Timothy Bradley and redemption in boxing
Attempting to explain the merit of boxing to the unenlightened, regardless of how well conveyed, rarely bears fruit.
The occasional success depends heavily on getting your audience to accept the simple fact that there is more to boxing than meets the eye.
From this point forward it becomes possible to explain, for instance, that boxing can be seen as a microcosm of life and its challenges; an example of the human spirit in the face of adversity.
Or that having a favourite boxer doesn’t just mean appreciating their capacity as an athlete but identifying with their character as a fighter.
The list of boxing’s veiled intricacies goes on.

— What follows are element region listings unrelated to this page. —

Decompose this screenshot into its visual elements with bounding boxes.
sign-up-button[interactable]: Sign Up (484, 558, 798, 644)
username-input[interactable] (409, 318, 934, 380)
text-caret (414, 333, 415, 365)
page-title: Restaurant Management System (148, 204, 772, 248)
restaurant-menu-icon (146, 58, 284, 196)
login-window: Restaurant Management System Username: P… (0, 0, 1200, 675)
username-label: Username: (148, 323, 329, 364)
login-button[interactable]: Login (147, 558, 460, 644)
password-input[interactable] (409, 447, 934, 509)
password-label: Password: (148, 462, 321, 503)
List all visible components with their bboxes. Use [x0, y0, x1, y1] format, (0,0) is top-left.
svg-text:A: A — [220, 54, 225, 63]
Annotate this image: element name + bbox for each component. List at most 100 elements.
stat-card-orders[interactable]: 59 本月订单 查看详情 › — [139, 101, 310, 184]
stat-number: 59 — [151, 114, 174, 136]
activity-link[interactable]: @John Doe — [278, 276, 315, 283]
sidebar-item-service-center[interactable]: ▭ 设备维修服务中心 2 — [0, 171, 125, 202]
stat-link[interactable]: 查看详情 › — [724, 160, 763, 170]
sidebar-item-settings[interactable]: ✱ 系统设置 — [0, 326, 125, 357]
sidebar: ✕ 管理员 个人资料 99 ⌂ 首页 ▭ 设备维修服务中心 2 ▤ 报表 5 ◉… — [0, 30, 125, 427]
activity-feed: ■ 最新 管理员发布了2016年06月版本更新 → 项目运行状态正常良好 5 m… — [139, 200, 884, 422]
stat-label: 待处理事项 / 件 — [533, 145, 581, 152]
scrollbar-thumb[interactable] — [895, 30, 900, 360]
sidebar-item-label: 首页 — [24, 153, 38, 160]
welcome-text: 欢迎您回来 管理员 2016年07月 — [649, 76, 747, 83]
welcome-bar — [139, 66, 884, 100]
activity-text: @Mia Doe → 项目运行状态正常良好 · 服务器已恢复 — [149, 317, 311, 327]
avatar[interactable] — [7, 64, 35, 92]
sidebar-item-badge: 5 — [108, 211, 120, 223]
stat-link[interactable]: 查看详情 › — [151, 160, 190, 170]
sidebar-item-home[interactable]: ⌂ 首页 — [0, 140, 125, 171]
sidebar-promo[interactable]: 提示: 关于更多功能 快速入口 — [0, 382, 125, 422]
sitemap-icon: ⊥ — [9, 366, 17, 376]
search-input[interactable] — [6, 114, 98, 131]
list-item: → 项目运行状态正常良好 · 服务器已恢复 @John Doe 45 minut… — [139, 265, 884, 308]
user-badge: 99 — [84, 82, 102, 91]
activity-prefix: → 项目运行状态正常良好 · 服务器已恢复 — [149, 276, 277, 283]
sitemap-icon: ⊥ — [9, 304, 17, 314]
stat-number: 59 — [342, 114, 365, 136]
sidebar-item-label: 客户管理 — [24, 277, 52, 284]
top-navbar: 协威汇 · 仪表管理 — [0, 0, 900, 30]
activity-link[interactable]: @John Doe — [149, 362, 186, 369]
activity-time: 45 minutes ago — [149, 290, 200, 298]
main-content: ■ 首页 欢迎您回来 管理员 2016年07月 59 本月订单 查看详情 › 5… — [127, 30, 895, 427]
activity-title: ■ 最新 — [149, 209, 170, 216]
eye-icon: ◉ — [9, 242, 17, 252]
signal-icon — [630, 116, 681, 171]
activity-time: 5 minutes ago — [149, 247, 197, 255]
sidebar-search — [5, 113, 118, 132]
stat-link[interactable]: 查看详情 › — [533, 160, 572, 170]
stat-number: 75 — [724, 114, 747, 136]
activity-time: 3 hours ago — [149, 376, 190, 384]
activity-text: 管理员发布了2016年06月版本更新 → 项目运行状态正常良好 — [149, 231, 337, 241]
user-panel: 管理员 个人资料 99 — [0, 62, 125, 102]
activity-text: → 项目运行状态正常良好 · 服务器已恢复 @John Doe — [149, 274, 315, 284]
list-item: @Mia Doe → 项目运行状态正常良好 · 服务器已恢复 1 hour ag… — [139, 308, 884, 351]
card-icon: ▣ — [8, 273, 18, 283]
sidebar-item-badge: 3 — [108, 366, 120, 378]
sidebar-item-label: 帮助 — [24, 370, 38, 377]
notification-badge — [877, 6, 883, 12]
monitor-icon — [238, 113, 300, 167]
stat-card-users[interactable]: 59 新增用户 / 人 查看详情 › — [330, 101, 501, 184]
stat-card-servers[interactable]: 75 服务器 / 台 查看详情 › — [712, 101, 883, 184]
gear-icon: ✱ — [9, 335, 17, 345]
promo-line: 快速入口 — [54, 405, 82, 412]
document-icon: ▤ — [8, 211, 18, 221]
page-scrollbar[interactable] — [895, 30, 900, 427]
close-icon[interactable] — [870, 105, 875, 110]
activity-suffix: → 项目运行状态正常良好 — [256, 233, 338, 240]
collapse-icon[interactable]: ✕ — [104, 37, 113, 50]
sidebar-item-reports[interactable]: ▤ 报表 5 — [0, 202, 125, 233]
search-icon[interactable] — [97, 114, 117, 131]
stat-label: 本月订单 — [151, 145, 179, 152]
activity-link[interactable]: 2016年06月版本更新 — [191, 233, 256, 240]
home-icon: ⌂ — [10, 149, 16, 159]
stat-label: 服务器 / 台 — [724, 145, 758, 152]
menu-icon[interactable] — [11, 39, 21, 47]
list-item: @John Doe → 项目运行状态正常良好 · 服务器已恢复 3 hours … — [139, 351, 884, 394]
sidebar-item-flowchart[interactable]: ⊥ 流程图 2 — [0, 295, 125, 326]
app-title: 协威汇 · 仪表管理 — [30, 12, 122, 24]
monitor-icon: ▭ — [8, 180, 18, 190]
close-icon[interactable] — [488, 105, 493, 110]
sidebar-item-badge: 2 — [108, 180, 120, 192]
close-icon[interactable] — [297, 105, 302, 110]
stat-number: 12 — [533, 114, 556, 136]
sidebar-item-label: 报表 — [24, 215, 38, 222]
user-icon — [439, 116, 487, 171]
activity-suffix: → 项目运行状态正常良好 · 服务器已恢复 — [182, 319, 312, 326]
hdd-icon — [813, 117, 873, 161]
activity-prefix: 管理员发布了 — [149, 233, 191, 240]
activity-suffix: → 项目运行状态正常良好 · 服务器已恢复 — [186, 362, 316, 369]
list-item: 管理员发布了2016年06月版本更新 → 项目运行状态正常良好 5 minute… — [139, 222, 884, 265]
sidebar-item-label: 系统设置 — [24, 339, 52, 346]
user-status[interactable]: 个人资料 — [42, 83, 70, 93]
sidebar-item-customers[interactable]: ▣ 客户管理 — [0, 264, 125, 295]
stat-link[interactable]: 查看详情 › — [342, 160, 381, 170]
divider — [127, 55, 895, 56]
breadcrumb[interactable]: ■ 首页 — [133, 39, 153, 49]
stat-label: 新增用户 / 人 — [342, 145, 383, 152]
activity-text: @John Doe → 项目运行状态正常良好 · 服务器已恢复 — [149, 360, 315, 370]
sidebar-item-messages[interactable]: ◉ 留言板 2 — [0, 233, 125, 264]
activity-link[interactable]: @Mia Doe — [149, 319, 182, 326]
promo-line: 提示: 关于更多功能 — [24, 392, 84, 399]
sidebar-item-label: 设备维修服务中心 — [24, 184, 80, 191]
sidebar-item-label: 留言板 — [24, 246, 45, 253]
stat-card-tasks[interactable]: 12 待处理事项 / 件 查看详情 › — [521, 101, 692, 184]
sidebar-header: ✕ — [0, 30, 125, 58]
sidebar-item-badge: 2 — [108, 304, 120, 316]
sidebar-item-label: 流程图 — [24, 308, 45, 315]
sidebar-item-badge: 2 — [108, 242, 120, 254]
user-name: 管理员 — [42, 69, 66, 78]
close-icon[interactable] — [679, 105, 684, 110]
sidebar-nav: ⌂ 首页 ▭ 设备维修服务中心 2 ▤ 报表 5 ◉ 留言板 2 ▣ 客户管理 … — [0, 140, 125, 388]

On Sunday in Carson, Timothy Bradley turned in a performance that transcended sport and served to remind observers of boxing’s unequaled propensity to reflect the most human of struggles.
For Bradley the fight against Ruslan Provodnikov meant far more than the chance to defend his WBO Welterweight title, rather it offered him the opportunity for redemption. An objective far more elusive than victory, especially in boxing.
Bradley sought redemption for failing to engage Manny Pacquiao in their June 2012 bout but even more-so because, despite the lacklustre performance, the judges awarded Bradley a split decision victory.
Bradley himself has admitted that he probably would have been better off had he lost that fight. Following the bout he received death threats from fans, found it near impossible to secure any high profile opponents and watched the lustre of his star fade dramatically.
Whether the backlash was warranted is of secondary concern, the central issue is Bradley’s desire to atone for his previous display and his understanding of exactly the kind of performance required to do so.
Redemption in boxing is notoriously hard to attain. It is not necessarily achieved through victory, rather it is earned in much the same way it is beyond the boxing ring.
Admission of guilt, a display of remorse and most importantly the desire to make amends for your actions. Bradley’s performance against Provodnikov proved conclusively that he is not the fighter we saw in the ring against Pacquiao.
Rather he is the special kind of fighter who has the audacity to go out of his way to prove a point.
The fight against Provodnikov needn’t have been so difficult for Bradley. Had he fought at a distance and used his athleticism and speed to score points the fight may have gone the way of most other Bradley fights. Yet, he appeared to consciously engage Provodnikov at all costs in an attempt to express his remorse for backing down against Pacquiao.
There was not a single trace of cowardice in Bradley’s approach to his last fight and what is more remarkable is his decision to fight with such reckless abandon when he could easily have elected for a safer option.
To put yourself on the line in such a manner is one thing when it’s all you know, but to dismiss the easier alternative in favour of an immeasurably more difficult option takes the kind of courage the boxing public had decided Bradley did not have.
The extent of the fallout from the Pacquiao flop may have been warranted. There is, however, no room to dispute the success of Bradley’s shot at redemption.